Disraeli was ethnically Jewish, but was a practicing Anglican Christian, the family having converted after Isaac D'Israeli, the father of Benjamin, had a falling out with his local Rabbi. The Disraeli family were also originally from Italy, and dropped the apostrophe from D'Israelii, to help the family assimilate better as immigrants.

So a family of immigrant Italian Jews, through the combination of assimilation and a bit of a row with the local Rabbi, bestowed upon us one of the great reforming PMs of the 19th century, who gave working class men the vote, reformed Britain, and as a consequence prevented our great nation falling to violent, often socialist revolution, as was the grisly fate of pretty much all our unlucky European neighbours in the late 19th and early 20th century.

It is amazing to consider the barriers to this achievement for Disraeli. Even though he converted as a child, his political opponents openly used his Jewish heritage to campaign against him, bringing a donkey to his rallies and telling him to 'ride it back to Jerusalem'.
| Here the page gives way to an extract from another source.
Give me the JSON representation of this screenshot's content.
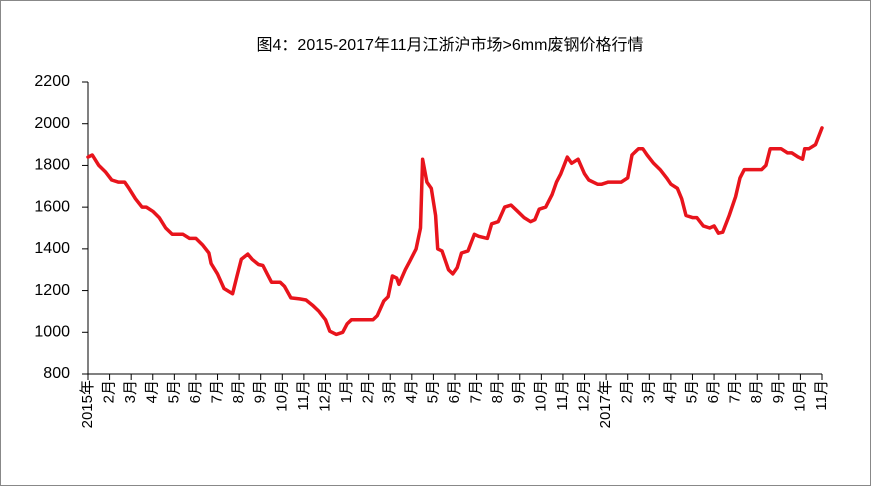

Thankfully, even back then the British people were largely immune to such crude bigotry, and they returned Disraeli to Parliament as Conservative PM on multiple occasions.

Disraeli was also seen as a patriotic right winger, and staunch defender of the British Empire to the point that he became a popular folk hero for working class people in the Victorian age.

It yet remains to be seen if PM Rishi Sunak makes as much of a mark on our age as Disraeli did on the 19th century.

It is however, after almost a 150-year long gap, proof yet again that post-Brexit Britain is not a racist country, and anyone who believes in Britain can make it to the job of Prime Minister, regardless of background, race or religion.

I think there is a spirit of goodwill in the country towards the new PM, that people are going to give him time to set out his stall and tackle the challenges the country is facing.

The challenges ahead are significant, and there is much to do. We must now get on with it, for the sake of the nation.